In our analysis, each patient, regardless of the diagnostic risk group, firstly had skin tests, and only after negative skin test results, DPT was performed. This strategy is the most reliable method, but at the same time has the highest medical risk, costs and may involve the induction of hypersensitivity after DPT [41–43].
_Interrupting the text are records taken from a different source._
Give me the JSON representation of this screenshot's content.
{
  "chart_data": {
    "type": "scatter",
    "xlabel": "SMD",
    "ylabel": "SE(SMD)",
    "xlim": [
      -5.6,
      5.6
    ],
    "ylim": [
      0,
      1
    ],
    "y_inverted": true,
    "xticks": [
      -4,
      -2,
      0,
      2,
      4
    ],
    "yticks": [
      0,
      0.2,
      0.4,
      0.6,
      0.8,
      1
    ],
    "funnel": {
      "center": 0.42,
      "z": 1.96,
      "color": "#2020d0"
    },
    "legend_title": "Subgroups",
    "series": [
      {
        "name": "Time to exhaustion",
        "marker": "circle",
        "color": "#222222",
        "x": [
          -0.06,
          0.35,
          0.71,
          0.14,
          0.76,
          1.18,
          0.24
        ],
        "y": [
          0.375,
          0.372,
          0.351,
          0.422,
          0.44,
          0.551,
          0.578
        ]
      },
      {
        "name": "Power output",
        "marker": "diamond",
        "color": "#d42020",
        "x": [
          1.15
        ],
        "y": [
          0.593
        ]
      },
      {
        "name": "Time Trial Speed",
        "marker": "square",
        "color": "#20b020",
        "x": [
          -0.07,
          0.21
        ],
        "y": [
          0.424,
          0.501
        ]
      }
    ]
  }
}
According to the EAACI position paper on the diagnosis of hypersensitivity to BL antibiotics, it is recommended that skin tests precede provocation tests regardless of the risk group and severity of the hypersensitivity reaction. Only in children with mild maculopapular exanthema and patients with palmar erythematous and exfoliative lesions, skin tests are not necessary before conducting provocation testing [9]. In contrast, a major change has been proposed in the latest EAACI/ENDA position paper on drug provocation testing, in which delabeling based on history alone is recommended in patients with non-hypersensitivity side effects only (e.g. vomiting, diarrhea, headache, yeast infection), family history of drug allergy, or in the one who tolerated the same drug after an initial reaction. In patients with mild maculopapular exanthema and an unknown reaction (that clearly that did not require treatment or emergency medical attention) skin tests are optional. In the remaining patients with a higher diagnostic risk, skin tests are mandatory, before DPT [13].
In conclusion, the data obtained in our analysis will improve the knowledge on the allergological work-up in patients hospitalized for suspected BL hypersensitivity. Further research is needed to identify risk factors for hypersensitivity to BL antibiotics.